La rencontre fulgurante avec Blitzgrieg Bop allait déterminer ma prédilection pour les artistes capables d’exprimer la jubilation, et je continue aujourd’hui de partager la conviction nietzschéenne que, en dépit des apparences, « la joie est plus profonde que la tristesse ».

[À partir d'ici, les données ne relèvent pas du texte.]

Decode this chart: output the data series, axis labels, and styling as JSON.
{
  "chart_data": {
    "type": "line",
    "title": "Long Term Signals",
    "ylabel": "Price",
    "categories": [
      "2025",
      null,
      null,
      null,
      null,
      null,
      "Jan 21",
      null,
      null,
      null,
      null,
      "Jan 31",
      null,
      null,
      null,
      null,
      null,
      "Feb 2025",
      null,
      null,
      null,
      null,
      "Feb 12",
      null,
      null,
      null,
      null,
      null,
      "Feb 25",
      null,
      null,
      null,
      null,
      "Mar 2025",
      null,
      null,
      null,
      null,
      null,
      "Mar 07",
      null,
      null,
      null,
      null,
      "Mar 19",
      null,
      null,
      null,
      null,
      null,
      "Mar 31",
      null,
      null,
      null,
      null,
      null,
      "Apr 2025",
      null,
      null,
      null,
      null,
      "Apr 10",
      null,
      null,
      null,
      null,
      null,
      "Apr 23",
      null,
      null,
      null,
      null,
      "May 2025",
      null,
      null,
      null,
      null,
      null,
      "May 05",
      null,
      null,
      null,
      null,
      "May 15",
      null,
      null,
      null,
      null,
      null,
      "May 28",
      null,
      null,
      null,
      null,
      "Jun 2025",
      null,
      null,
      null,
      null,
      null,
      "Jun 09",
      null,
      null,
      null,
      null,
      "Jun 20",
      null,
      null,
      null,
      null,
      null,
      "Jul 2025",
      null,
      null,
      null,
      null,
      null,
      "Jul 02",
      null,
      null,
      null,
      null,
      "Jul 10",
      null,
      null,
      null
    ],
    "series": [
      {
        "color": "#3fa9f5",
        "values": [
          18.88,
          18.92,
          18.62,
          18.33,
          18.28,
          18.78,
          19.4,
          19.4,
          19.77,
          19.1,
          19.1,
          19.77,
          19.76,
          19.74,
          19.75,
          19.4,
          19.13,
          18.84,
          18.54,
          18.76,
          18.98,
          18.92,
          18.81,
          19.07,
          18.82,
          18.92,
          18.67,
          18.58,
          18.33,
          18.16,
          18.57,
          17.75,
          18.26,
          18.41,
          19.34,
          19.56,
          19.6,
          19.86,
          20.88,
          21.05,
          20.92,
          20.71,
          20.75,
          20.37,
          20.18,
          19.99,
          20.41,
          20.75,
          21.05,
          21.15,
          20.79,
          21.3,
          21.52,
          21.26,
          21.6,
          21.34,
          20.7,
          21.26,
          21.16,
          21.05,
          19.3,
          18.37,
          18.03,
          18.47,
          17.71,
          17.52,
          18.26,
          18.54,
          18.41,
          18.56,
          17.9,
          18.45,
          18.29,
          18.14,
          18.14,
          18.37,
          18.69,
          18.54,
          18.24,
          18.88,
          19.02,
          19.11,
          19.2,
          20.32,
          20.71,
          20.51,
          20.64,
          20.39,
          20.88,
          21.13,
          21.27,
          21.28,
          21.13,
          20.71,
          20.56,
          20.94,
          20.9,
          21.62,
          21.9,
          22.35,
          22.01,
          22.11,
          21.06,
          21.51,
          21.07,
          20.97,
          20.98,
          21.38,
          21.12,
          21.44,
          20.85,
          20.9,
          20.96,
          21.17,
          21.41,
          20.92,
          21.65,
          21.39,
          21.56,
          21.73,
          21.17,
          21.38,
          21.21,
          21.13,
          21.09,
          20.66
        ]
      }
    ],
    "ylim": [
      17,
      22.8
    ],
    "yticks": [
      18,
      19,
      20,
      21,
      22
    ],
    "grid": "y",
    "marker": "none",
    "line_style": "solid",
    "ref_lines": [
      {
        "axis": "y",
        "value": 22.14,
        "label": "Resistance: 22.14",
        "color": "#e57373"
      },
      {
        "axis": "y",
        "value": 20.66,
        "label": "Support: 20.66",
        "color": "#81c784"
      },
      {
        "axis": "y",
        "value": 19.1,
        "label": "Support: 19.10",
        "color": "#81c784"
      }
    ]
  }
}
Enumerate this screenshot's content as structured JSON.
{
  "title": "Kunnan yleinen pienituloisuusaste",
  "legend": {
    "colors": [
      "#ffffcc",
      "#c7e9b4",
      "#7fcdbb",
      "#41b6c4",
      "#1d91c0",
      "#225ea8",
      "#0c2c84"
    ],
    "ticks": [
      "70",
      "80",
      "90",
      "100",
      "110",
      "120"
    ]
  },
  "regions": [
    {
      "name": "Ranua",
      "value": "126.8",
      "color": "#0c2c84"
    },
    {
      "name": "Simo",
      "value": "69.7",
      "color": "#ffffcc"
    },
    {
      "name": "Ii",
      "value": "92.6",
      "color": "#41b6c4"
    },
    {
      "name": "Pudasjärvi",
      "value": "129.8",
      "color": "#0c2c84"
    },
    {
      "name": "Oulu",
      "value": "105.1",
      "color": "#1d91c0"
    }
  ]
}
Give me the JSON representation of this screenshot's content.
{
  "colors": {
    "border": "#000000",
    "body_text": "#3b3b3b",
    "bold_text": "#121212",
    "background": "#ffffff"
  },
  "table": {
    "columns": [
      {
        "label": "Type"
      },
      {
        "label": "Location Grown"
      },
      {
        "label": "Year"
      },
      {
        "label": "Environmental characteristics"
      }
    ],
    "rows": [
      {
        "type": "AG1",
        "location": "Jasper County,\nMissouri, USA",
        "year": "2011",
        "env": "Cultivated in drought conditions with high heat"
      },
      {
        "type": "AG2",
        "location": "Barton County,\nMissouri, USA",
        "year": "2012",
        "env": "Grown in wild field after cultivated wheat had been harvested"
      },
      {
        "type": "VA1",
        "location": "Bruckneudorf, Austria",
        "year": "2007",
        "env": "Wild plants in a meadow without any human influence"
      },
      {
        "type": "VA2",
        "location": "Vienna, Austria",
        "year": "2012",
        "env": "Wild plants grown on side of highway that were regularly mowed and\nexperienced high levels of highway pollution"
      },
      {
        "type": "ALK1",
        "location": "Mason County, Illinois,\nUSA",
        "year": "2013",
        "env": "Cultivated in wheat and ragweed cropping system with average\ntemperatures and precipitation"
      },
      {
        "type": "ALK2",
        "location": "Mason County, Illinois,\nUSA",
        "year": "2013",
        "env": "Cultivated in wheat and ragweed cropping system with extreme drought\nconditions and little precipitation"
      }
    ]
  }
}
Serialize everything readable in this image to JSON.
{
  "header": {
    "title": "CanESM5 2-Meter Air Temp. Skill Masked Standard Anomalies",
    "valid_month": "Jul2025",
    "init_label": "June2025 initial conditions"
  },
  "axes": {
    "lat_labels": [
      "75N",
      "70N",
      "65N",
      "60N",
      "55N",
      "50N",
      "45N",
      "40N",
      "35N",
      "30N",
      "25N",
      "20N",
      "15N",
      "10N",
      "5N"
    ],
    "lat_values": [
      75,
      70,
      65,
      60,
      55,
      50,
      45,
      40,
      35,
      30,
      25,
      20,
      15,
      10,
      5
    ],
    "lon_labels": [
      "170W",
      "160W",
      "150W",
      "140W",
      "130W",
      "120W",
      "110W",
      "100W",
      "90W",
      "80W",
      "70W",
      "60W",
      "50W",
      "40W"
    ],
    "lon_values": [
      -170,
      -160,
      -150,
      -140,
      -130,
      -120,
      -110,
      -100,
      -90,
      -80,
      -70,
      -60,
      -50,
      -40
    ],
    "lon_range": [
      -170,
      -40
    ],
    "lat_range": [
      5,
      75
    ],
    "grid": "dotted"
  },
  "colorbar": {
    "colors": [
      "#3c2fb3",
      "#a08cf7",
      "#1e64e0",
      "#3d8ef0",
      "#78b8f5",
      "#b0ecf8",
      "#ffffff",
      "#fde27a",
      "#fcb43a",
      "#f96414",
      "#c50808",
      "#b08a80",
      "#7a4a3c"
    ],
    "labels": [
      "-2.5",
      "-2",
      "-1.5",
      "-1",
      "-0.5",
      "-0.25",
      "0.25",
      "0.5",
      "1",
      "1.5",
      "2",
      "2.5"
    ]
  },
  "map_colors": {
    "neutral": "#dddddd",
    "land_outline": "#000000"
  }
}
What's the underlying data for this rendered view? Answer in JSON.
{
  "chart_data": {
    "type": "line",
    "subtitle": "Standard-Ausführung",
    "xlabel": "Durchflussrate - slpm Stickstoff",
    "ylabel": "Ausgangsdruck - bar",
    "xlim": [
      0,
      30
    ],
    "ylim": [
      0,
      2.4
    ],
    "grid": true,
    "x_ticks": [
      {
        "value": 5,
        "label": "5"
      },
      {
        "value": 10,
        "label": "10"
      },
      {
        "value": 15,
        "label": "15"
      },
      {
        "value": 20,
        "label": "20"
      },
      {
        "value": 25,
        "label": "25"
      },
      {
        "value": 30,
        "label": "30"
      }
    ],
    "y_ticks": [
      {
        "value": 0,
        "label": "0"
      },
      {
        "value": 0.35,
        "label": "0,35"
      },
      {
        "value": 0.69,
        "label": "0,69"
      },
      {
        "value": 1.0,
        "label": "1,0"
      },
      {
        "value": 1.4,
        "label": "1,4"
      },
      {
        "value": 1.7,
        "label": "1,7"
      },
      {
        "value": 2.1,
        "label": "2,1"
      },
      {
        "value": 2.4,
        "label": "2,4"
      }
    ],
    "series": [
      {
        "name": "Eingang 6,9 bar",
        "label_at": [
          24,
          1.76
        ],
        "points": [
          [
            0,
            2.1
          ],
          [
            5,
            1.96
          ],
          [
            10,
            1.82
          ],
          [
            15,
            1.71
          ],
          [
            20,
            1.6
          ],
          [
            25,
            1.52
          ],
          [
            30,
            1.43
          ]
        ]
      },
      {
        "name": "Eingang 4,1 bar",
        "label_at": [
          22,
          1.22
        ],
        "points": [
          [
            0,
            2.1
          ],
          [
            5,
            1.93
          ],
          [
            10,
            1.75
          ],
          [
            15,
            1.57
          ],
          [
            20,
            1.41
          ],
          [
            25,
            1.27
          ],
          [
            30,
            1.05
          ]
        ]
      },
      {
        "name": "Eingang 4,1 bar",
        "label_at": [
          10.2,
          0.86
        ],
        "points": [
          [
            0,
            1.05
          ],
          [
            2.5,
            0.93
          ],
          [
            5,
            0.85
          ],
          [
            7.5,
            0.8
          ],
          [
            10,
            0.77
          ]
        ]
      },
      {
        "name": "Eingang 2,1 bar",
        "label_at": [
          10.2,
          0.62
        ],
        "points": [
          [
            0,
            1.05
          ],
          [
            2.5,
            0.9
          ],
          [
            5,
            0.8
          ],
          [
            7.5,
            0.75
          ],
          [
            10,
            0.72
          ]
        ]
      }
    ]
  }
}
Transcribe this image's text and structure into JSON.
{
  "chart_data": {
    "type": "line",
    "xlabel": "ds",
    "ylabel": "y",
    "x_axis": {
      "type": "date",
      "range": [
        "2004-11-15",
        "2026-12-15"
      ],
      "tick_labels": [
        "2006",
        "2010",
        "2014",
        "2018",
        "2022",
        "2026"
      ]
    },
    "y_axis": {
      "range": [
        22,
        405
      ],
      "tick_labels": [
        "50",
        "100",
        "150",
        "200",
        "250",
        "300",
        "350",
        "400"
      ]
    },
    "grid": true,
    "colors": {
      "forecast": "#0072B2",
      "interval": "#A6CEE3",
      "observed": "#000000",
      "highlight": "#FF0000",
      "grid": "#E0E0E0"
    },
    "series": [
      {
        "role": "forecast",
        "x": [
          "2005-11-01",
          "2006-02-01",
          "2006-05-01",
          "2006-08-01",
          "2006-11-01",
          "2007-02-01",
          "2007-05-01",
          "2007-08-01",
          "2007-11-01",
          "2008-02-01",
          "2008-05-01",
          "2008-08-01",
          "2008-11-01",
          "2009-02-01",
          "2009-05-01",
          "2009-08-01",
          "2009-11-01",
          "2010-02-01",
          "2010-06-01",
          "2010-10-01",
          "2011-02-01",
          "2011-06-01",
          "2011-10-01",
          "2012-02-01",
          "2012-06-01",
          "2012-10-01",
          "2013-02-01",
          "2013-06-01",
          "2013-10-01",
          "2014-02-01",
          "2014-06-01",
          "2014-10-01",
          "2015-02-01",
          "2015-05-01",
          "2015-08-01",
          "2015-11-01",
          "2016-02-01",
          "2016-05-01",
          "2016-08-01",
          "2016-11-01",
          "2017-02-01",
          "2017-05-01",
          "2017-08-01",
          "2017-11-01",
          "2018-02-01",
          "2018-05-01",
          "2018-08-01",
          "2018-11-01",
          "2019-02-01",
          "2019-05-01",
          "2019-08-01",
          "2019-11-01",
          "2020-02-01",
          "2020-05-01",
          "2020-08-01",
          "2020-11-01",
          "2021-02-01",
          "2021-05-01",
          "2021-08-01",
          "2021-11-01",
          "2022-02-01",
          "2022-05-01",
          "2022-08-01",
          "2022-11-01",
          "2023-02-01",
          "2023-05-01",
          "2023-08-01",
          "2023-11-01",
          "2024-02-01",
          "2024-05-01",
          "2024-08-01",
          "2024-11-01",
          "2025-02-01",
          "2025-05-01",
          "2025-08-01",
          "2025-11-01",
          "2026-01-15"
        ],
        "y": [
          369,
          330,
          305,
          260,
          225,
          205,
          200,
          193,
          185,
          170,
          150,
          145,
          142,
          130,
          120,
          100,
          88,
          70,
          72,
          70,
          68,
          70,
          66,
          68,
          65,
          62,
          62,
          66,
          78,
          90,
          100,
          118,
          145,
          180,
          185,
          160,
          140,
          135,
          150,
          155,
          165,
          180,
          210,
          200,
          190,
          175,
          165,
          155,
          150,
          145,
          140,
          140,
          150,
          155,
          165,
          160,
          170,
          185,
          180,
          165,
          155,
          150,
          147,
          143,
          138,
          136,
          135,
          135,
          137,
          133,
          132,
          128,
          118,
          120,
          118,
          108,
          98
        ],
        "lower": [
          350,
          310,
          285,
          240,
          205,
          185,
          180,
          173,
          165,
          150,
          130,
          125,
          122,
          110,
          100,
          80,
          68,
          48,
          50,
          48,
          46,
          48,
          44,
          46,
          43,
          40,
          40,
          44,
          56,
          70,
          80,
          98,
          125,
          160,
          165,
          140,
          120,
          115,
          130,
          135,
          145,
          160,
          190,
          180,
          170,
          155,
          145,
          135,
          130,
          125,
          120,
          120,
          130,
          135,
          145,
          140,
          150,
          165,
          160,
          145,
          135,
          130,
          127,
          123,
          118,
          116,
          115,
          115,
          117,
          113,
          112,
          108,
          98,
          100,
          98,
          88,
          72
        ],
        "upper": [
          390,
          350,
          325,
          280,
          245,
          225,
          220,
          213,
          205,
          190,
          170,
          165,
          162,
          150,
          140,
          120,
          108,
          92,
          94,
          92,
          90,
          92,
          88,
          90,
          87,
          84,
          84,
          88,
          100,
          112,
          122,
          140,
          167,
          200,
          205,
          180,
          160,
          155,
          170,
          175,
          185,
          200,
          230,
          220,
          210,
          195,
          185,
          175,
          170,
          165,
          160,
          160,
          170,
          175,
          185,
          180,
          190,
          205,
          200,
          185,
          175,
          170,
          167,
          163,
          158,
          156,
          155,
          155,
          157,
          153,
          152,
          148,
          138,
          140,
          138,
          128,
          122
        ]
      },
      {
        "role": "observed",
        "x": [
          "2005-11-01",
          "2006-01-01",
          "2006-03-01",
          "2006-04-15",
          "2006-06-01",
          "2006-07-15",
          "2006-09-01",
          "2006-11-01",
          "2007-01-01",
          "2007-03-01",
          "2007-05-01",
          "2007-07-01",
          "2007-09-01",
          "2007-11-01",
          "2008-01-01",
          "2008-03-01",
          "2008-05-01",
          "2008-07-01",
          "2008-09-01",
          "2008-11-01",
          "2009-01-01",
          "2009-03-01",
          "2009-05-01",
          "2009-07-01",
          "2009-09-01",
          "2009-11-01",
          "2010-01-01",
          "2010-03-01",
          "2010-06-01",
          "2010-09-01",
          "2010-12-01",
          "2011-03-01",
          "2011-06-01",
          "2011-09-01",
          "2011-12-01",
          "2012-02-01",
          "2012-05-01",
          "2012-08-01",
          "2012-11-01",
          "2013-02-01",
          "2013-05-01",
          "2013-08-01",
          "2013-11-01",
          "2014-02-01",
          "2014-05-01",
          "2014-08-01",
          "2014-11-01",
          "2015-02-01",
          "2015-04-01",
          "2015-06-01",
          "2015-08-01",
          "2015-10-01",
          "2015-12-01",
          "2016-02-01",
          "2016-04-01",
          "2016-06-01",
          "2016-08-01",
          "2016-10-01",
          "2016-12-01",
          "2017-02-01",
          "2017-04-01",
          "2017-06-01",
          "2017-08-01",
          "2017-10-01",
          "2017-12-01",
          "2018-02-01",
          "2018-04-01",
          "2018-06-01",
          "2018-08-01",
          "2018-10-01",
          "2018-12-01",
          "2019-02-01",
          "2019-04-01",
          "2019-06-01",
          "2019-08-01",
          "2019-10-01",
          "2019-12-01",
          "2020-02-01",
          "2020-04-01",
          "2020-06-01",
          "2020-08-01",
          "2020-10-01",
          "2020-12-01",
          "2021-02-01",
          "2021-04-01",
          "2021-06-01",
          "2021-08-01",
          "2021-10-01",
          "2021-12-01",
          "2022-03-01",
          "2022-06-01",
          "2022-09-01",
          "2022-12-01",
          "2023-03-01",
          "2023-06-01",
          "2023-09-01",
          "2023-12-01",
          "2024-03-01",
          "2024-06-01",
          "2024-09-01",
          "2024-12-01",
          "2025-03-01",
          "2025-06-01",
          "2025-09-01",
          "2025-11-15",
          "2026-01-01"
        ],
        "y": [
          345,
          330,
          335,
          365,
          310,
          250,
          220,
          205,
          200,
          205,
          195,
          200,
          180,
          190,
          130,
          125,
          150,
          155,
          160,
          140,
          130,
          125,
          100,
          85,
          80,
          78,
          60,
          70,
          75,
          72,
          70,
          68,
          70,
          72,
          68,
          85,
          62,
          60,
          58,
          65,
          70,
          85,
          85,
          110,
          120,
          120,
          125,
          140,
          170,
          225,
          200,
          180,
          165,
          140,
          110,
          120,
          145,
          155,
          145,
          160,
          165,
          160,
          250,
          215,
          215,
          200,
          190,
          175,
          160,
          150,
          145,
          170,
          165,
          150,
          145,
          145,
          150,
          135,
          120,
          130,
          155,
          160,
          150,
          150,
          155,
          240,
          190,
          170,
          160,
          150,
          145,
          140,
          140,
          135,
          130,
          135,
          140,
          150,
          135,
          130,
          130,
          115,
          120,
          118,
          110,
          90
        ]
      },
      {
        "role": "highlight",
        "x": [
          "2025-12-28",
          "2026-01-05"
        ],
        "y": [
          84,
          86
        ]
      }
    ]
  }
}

Quoi qu’il en soit, après une régression durable vers le hard rock – oui, jusqu’à ce que je rentre en troisième, j’ai été fan des Guns n’ Roses et j’avoue même honteusement avoir échangé les fameuses cassettes des Beastie Boys et de Public Enemy contre les deux volumes de Use Your Illusion suite à l’écoute de You Could Be Mine des Gunners dans Terminator 2 –, il m’a fallu attendre la venue de Smells Like Teen Spirit de Nirvana pour retrouver la vibration ressentie avec Blitzkrieg Bop, et me remettre à nouveau dans le droit chemin qui, à la fin du collège, m’a mené à Sonic Youth et aux Pixies.

Blitzkrieg Bop est devenue une tarte à la crème, et aujourd’hui les T-shirts des Ramones vendus chez H&M sont portés par des fashionistas qui n’ont jamais écouté le groupe, mais qu’importe. Je remercie le hasard, et surtout mon cousin, de m’avoir inoculé le virus du rock and roll à un âge aussi précoce.


* D’après mes recherches, la cassette en question devait être le premier volume de la compilation All The Stuff and More, sortie en 1990, et qui commençait justement par Blitzkrieg Bop. Je me souviens d’avoir été marqué par la couverture, où se trouvait un aigle qui tenait une couronne de lauriers dans une de ses serres et une batte de base-ball dans l’autre. Bizarrement, j’ai mis du temps à acheter des albums studio des Ramones, mais leur Loco Live m’a donné et continue de me donner un plaisir sans mesure, même si Marky et Dee Dee ne faisaient alors plus partie du groupe.

Blitzkrieg Bop des Ramones est sorti aux États-Unis en avril 1976 et en Angleterre en juillet 1976 sur le label Sire Records.